When Mohr asked Johnson about staff raises, the president glowered and used one of his favorite barnyard epithets: “Here you are, alone with the President of the United States and the Leader of the Free World, and you ask a chicken-shit question like that.”

Mohr later wrote that LBJ added “Yes, yes, that’s right. You want to run that, you go ahead.”

John Kennedy's use of humor

Kennedy was another president who used humor to troll reporters.

Asked at a news conference about his treatment by the press, Kennedy responded: "Well, I'm reading more and enjoying it less."

Harry Truman sparred by post

The tart-talking Missourian lashed out famously at one journalist the old-fashioned way – by letter.

After Washington Post music critic Paul Hume wrote a less-than-glowing review of a performance by daughter Margaret Truman, the president sent a letter that appeared to threaten physical violence.

"Some day I hope to meet you," Truman said. "When that happens you’ll need a new nose, a lot of beefsteak for black eyes and perhaps a supporter below.”

'Part of presidential life'

Republicans condemned Truman – just as each party has condemned the other's president after one of these exchanges.

"I think it's just a part of presidential life," said John Murphy, a University of Illinois professor who specializes in political rhetoric.

Exploiting it can be tricky, Murphy said. In 1960, Republican candidate Nixon "piously condemned" Truman's profanity, comments that "came back to haunt him after the tapes were released," he said.

All presidents have complained about parts of the press at one time or another.

Even Washington, the very first president, said he didn't want to seek a third term because he was “disinclined to be longer buffeted in the public prints by a set of infamous scribblers.”

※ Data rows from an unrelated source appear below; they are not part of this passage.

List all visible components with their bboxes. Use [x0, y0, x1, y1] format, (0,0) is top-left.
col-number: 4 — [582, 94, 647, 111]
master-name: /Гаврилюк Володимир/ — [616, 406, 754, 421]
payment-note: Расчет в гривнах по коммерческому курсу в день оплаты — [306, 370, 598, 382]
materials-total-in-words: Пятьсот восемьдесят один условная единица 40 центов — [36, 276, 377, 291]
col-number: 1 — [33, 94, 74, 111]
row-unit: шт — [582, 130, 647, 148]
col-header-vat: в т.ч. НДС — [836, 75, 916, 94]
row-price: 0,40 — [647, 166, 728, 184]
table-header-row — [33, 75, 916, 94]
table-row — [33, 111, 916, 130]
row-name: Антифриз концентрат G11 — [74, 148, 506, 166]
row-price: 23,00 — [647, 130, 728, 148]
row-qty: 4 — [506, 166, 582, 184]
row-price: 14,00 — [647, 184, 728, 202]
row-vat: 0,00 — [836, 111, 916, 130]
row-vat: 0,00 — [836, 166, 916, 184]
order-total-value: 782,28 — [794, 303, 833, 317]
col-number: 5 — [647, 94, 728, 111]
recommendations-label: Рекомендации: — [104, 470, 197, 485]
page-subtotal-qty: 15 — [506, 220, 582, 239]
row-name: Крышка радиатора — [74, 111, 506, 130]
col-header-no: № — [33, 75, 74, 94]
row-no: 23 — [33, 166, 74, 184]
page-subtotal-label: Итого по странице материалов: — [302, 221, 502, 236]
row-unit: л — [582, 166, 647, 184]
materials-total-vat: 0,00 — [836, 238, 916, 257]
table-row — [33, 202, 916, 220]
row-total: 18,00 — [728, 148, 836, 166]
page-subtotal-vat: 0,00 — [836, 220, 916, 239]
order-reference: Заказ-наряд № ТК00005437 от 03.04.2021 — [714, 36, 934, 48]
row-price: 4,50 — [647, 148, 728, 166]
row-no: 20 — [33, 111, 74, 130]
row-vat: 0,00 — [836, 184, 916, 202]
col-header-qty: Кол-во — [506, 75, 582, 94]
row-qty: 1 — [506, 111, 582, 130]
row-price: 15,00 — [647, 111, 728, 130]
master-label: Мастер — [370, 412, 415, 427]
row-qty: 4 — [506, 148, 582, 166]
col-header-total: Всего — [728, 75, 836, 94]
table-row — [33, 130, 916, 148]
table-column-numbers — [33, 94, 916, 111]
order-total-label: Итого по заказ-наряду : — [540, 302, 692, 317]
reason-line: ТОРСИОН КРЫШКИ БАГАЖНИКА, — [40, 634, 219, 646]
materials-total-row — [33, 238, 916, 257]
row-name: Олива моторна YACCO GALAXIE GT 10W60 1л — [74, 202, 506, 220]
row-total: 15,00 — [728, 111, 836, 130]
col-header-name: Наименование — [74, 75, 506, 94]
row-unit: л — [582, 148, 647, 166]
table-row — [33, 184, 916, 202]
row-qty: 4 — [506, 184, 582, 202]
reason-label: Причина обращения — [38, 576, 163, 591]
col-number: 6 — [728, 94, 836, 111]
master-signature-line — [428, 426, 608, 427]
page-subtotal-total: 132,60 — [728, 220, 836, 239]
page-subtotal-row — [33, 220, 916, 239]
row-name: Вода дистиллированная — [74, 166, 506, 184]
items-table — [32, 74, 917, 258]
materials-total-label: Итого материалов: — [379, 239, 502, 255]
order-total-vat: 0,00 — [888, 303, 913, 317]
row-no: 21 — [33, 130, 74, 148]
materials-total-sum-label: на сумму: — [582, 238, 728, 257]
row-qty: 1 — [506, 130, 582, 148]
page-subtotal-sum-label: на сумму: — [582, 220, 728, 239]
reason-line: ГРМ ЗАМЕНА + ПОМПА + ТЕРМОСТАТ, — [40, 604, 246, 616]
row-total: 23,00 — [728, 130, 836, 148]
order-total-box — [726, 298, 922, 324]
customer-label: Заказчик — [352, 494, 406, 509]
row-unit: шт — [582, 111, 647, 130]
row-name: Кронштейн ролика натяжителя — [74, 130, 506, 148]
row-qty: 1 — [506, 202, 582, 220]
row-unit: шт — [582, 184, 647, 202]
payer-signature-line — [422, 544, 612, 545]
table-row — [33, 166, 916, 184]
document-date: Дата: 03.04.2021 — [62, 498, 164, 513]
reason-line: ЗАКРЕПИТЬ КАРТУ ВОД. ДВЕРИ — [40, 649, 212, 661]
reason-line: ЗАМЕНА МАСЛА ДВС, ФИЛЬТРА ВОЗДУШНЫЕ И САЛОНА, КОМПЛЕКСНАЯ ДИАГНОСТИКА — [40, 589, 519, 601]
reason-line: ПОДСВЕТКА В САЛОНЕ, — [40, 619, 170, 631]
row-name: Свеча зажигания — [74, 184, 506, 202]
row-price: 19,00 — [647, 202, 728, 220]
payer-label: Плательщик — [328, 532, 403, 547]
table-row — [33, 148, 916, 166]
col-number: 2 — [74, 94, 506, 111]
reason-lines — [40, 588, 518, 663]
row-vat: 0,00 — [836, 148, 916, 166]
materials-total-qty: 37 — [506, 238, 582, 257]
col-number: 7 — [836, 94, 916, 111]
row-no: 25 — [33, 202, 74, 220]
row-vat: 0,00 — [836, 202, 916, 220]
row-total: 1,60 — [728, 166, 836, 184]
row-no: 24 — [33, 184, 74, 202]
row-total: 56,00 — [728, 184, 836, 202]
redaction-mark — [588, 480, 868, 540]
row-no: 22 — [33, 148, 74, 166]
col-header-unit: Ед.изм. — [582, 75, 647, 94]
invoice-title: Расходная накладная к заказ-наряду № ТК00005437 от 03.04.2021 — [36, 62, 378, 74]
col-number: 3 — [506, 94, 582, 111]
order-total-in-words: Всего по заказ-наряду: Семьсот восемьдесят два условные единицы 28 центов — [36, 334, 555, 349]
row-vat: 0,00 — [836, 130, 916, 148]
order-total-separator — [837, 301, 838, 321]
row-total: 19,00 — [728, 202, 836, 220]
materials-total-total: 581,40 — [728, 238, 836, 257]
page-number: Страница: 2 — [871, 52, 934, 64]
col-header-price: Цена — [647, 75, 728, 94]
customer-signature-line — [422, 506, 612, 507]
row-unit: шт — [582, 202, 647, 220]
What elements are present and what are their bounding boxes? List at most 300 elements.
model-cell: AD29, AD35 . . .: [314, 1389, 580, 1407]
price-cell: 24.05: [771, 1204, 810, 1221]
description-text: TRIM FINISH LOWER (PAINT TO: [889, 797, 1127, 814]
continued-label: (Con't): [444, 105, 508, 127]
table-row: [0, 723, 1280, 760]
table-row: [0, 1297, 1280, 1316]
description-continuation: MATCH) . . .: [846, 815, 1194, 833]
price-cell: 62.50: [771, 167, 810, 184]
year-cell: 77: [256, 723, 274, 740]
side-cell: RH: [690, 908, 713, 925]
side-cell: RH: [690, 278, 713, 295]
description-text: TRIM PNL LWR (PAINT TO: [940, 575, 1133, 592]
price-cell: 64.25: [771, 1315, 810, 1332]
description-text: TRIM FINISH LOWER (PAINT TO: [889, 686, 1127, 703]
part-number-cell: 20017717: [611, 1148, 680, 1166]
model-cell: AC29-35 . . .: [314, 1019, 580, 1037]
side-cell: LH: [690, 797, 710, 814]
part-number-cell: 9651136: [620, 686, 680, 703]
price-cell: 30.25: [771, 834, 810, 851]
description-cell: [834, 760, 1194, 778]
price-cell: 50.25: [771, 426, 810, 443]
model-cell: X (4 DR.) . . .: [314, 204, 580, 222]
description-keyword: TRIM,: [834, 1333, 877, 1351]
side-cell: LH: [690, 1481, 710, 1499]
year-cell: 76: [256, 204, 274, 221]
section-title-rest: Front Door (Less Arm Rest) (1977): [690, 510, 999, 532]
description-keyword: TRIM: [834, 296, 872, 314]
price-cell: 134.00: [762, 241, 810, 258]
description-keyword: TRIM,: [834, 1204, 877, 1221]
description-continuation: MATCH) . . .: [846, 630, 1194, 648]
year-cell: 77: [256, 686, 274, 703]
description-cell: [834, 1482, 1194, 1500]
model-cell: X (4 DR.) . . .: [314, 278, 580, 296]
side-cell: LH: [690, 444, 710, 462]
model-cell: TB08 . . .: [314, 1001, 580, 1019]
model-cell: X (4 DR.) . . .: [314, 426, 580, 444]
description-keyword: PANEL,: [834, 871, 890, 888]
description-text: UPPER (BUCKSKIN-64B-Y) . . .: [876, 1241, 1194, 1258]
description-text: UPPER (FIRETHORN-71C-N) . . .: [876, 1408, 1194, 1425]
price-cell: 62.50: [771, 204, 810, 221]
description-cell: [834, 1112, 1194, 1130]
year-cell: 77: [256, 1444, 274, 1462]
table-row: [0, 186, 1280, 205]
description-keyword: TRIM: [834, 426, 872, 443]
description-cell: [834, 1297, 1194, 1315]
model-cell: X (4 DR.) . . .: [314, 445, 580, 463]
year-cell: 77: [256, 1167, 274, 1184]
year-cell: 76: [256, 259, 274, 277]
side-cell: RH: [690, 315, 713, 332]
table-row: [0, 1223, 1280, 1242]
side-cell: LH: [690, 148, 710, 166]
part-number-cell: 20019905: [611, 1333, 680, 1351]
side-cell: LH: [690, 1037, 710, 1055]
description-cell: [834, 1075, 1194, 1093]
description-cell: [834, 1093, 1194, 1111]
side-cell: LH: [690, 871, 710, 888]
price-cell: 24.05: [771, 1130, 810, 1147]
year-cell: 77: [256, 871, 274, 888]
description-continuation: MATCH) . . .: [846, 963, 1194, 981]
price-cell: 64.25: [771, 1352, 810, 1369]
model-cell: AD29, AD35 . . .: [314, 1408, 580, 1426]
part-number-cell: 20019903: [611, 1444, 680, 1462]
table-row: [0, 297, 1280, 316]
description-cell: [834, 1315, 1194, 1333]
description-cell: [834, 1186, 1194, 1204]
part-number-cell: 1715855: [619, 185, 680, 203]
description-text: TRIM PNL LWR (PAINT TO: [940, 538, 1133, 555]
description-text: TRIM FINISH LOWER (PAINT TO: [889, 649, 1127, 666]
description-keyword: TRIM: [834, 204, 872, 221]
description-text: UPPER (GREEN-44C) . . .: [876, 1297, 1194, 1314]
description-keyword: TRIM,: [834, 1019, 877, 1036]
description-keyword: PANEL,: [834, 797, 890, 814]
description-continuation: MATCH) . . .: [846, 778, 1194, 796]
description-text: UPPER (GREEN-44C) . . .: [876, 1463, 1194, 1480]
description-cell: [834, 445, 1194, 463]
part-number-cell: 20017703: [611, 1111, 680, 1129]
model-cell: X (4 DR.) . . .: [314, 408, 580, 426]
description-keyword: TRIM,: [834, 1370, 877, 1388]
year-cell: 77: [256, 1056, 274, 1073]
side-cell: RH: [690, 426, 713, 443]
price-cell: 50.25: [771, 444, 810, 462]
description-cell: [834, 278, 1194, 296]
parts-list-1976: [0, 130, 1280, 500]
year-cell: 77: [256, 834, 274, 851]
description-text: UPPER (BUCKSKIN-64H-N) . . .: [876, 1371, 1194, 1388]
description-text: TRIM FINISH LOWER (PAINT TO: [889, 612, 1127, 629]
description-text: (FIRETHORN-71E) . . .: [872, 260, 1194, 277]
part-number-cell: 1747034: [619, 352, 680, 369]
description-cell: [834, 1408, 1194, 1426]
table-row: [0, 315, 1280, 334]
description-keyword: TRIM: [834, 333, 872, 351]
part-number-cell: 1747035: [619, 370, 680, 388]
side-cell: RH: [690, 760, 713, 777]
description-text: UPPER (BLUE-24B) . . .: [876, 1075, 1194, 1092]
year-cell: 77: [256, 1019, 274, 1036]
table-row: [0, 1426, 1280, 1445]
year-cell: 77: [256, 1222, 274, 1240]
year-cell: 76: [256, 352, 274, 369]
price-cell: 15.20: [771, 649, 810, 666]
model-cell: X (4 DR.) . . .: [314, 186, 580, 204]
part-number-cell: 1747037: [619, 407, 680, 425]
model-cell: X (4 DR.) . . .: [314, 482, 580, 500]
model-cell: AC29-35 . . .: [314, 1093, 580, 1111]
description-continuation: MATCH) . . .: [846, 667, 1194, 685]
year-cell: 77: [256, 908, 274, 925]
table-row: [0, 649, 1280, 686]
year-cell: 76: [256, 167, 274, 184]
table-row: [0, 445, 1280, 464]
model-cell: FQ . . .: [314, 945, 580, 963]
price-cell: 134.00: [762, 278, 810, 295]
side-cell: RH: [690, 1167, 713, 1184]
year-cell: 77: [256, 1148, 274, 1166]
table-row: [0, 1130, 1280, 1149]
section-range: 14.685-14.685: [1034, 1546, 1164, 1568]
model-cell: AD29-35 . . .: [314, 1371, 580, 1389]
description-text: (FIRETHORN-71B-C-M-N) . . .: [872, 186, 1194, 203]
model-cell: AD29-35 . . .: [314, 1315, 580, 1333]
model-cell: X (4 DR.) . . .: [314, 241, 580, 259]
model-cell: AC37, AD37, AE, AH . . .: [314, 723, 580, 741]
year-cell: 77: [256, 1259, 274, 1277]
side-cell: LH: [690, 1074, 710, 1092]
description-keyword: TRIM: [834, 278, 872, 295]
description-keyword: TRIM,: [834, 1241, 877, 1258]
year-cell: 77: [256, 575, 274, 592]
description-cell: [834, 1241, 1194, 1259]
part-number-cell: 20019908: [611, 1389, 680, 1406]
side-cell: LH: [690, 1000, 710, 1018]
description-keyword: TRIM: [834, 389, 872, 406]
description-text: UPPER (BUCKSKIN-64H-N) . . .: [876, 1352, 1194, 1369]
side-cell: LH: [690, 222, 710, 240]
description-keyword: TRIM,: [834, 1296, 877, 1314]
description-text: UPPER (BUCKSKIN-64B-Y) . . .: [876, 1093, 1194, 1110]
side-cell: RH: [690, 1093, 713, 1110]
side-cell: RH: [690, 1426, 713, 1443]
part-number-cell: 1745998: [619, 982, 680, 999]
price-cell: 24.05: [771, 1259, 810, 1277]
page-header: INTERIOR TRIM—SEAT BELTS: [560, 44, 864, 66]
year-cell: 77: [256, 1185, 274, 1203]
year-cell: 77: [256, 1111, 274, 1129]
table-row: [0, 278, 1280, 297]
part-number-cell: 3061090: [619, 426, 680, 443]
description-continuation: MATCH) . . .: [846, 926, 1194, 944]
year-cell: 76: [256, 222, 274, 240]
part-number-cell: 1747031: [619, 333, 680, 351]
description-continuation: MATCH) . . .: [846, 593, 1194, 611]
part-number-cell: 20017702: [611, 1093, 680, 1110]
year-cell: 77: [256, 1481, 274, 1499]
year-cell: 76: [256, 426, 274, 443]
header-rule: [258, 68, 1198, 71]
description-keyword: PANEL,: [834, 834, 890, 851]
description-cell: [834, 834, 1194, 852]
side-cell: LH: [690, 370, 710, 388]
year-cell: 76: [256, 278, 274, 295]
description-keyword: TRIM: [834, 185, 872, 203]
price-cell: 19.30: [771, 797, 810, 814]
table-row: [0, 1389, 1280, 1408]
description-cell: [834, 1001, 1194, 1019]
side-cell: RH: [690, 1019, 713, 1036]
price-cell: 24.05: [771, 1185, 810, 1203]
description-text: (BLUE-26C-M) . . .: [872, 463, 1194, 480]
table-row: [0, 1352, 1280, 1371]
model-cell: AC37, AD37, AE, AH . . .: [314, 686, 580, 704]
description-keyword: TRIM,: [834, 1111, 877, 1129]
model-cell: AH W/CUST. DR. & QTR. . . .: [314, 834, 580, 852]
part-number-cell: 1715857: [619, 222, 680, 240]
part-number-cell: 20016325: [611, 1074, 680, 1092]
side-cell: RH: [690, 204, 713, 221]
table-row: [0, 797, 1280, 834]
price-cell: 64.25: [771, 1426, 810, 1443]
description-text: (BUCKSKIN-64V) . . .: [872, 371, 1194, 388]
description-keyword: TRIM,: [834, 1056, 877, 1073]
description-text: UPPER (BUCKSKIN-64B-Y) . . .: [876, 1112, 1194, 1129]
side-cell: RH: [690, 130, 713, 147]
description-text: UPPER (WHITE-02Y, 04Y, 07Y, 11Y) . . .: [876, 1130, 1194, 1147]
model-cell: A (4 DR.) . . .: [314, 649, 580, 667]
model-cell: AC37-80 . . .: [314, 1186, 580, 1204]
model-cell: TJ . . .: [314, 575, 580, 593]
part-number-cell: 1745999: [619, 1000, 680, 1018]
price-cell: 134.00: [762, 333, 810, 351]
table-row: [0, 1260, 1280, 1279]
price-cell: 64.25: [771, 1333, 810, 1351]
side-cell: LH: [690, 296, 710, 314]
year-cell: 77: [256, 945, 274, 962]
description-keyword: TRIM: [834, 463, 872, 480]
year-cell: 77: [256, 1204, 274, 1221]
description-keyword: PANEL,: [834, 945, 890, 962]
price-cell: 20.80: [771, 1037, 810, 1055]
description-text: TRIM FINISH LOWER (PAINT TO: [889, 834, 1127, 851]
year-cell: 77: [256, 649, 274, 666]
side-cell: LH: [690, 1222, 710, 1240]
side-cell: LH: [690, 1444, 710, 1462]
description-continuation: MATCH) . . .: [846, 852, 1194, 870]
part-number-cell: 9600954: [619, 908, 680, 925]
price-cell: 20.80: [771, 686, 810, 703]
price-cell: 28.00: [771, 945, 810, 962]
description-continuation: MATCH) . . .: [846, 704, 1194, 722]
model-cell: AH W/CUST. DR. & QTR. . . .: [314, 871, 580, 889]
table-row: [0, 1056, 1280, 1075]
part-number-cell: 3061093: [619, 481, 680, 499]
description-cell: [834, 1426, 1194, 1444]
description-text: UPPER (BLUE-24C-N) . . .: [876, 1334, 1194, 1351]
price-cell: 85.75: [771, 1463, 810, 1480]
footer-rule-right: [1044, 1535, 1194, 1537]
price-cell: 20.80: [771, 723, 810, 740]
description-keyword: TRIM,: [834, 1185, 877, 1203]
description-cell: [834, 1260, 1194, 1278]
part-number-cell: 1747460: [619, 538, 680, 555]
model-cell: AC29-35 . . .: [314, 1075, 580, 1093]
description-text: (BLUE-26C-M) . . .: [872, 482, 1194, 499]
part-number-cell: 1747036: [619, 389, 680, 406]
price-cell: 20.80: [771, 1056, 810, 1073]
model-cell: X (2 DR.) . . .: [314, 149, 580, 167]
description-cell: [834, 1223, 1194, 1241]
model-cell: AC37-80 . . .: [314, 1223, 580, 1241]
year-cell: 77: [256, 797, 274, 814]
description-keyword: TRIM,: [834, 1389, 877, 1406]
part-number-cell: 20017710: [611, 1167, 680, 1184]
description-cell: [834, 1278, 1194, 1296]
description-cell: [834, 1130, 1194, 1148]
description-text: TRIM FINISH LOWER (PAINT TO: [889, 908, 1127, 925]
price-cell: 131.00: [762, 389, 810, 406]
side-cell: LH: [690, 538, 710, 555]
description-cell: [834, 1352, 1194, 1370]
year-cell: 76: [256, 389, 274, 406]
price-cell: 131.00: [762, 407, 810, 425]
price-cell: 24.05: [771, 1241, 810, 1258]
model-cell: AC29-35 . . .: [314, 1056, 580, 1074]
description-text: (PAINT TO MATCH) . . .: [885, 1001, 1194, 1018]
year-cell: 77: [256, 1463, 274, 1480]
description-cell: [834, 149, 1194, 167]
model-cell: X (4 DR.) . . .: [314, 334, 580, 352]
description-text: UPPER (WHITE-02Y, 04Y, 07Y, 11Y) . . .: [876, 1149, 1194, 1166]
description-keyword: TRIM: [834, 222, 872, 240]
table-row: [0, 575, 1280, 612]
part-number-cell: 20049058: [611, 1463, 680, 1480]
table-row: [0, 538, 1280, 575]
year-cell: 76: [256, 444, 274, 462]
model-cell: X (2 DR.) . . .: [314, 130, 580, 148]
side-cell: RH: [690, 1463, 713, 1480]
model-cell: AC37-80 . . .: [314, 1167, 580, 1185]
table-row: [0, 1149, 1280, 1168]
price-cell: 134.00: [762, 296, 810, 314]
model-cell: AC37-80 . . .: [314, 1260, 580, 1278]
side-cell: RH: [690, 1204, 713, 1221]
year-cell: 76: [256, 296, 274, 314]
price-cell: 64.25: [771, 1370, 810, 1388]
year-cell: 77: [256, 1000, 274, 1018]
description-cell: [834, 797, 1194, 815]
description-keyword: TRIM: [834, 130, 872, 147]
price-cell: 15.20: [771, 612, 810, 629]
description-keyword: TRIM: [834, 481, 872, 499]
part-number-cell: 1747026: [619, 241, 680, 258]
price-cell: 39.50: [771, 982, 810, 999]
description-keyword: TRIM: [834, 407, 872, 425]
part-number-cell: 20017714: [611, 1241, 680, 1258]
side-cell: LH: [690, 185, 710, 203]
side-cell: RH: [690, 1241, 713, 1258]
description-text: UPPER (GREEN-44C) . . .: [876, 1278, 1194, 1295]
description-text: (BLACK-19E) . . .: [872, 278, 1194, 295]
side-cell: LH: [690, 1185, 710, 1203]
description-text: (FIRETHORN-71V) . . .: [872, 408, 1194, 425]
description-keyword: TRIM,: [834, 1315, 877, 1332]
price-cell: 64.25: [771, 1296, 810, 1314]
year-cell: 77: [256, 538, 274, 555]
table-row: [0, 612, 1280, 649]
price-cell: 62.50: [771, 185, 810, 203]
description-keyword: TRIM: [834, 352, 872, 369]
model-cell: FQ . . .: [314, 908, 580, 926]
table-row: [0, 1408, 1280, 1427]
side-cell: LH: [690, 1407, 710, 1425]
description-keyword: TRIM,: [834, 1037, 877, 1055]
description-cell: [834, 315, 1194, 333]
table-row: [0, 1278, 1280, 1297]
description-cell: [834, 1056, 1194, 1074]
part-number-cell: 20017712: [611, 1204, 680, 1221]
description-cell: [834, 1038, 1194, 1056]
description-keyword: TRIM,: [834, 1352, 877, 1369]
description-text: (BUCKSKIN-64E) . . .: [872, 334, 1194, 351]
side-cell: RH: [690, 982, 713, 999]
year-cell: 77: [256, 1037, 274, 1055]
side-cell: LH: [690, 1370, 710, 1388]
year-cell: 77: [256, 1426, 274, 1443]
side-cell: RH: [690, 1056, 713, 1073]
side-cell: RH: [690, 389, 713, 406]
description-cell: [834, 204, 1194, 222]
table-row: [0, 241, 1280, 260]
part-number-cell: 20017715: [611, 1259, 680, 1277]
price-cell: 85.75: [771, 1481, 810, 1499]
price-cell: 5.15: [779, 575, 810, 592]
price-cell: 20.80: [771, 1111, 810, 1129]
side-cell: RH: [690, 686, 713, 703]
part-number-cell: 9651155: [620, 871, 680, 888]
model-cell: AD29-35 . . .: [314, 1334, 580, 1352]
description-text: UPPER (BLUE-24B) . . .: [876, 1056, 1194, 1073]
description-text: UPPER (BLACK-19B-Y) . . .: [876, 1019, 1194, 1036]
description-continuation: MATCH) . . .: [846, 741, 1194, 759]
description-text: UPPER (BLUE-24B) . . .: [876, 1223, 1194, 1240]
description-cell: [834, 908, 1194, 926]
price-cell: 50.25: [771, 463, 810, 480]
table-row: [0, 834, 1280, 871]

Franklin Roosevelt, whose news conferences with reporters in the Oval Office were most often off the record, would describe some reporters as dunces. When one persistent scribe kept asking FDR about the prospect of running for a third term in 1940, he replied, "oh, Bob, go put on the dunce cap and stand in the corner."

In the old days, interactions between presidents and the press were pretty controlled, said Mercieca, the Texas A&M professor of communication.

"It was typical for a president's colorful language to be hidden from the public," she said. "That's less true now that 'authenticity' is more prized and we have more cameras running."